Gentry turned away from this humiliation as if Burbridge had kicked him in the stomach. For the first time it dawned on Washington that the man really cared about black people. “I’m sorry Moses,” he said as they walked slowly back to the hospital.
“Nothin’ to be sorry about, Colonel. I knows it wasn’t your fault.”
“I’m still sorry,” Gentry said. “Sorry as hell.” He gave Moses the canteen full of brandy and wandered into the trees.
At sundown the Army of Kentucky retreated. Moses Washington spent the night in a jolting wagon with about two dozen wounded blacks who had been lucky enough to stagger off the battlefield. Every rut in the road sent a bolt of pain through his chest. Only one of the wounded belonged to the Keyport troop. They had been wiped out almost to the last man. Washington grieved for Jasper Jones. They had been friends since grammar school. Jasper had been his cornerman in his prizefights.
“Oh why did I ever leave Mas’r?” cried the soldier next to Washington. The doctors had cut off his leg below the knee. He was a typical slave nigger, ready to crawl back to the plantation.
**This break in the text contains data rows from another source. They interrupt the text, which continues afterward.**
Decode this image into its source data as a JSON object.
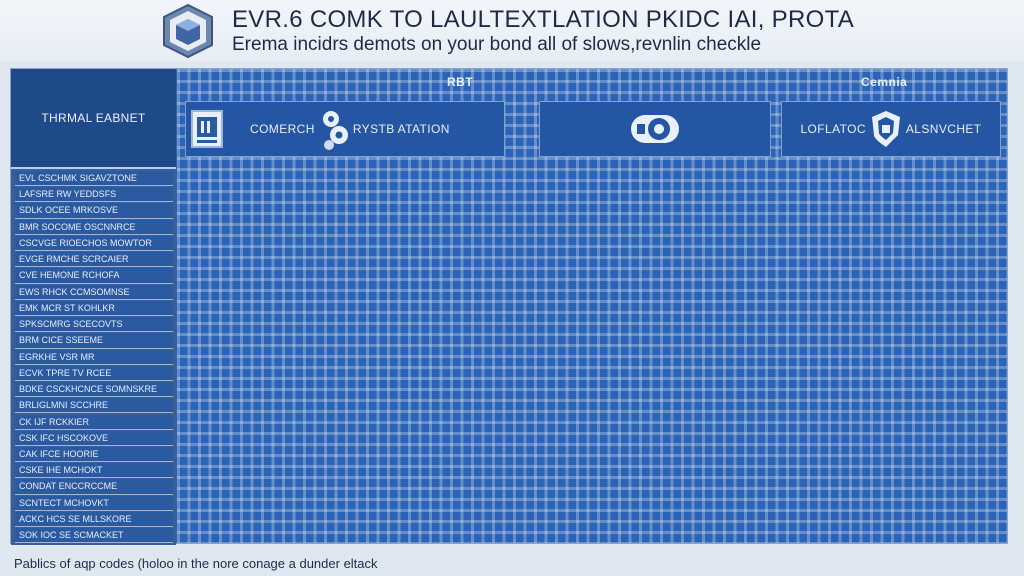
{
  "header": {
    "title": "EVR.6 COMK TO LAULTEXTLATION PKIDC IAI, PROTA",
    "subtitle": "Erema incidrs demots on your bond all of slows,revnlin checkle",
    "logo_icon": "cube-shield-icon"
  },
  "checklist": {
    "label_column_header": "THRMAL EABNET",
    "row_labels": [
      "EVL CSCHMK SIGAVZTONE",
      "LAFSRE RW YEDDSFS",
      "SDLK OCEE MRKOSVE",
      "BMR SOCOME OSCNNRCE",
      "CSCVGE RIOECHOS MOWTOR",
      "EVGE RMCHE SCRCAIER",
      "CVE HEMONE RCHOFA",
      "EWS RHCK CCMSOMNSE",
      "EMK MCR ST KOHLKR",
      "SPKSCMRG SCECOVTS",
      "BRM CICE SSEEME",
      "EGRKHE VSR MR",
      "ECVK TPRE TV RCEE",
      "BDKE CSCKHCNCE SOMNSKRE",
      "BRLIGLMNI SCCHRE",
      "CK IJF RCKKIER",
      "CSK IFC HSCOKOVE",
      "CAK IFCE HOORIE",
      "CSKE IHE MCHOKT",
      "CONDAT ENCCRCCME",
      "SCNTECT MCHOVKT",
      "ACKC HCS SE MLLSKORE",
      "SOK IOC SE SCMACKET"
    ],
    "group_labels": [
      "RBT",
      "Cemnia"
    ],
    "modules": [
      {
        "label": "",
        "icon": "device-icon"
      },
      {
        "label": "COMERCH",
        "icon": "gear-stack-icon"
      },
      {
        "label": "RYSTB ATATION",
        "icon": ""
      },
      {
        "label": "",
        "icon": "disc-drive-icon"
      },
      {
        "label": "LOFLATOC",
        "icon": "shield-badge-icon"
      },
      {
        "label": "ALSNVCHET",
        "icon": ""
      }
    ]
  },
  "footer": {
    "note": "Pablics of aqp codes (holoo in the nore conage a dunder eltack"
  },
  "colors": {
    "grid_blue": "#2b64b6",
    "label_blue": "#2c5aa0",
    "header_blue": "#1f4a8a",
    "page_bg": "#dfe8f1"
  }
}
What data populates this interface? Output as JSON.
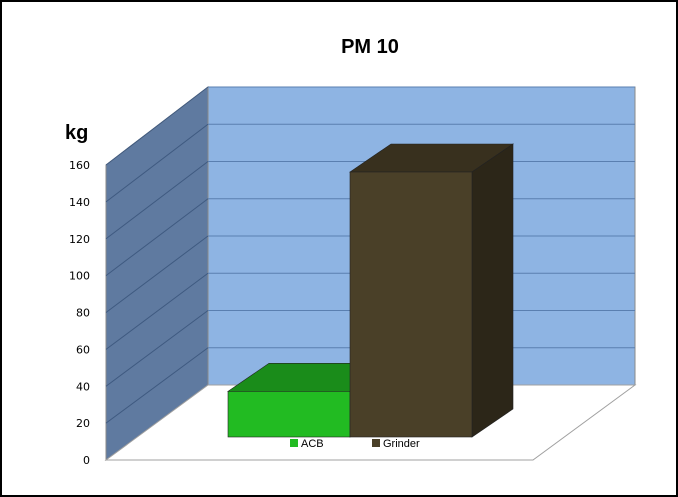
{
  "chart_data": {
    "type": "bar",
    "title": "PM 10",
    "ylabel": "kg",
    "xlabel": "",
    "ylim": [
      0,
      160
    ],
    "yticks": [
      0,
      20,
      40,
      60,
      80,
      100,
      120,
      140,
      160
    ],
    "grid": true,
    "three_d": true,
    "legend_position": "bottom",
    "series": [
      {
        "name": "ACB",
        "values": [
          25
        ],
        "color": "#22bb22"
      },
      {
        "name": "Grinder",
        "values": [
          145
        ],
        "color": "#4a4028"
      }
    ],
    "colors": {
      "back_wall": "#8eb4e3",
      "side_wall": "#5f7aa0",
      "floor": "#ffffff"
    }
  }
}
Wait a second, Washington thought. Once and for all he was banishing that idea from his mind. Every time he thought about the way he had used that phrase to make himself feel superior, his chest seemed to hurt worse. Slave or free did not make any difference to those Confederates who had vowed to kill every colored man in a uniform. Moses Washington was part of their fight for freedom now.
This change of mind made Washington think of Lucy. They had whipped her almost to death because she had stopped being a slave nigger and tried to win the war for her people. Washington told himself he was going to write her a real letter soon. He was going to tell Lucy that her people were his people now.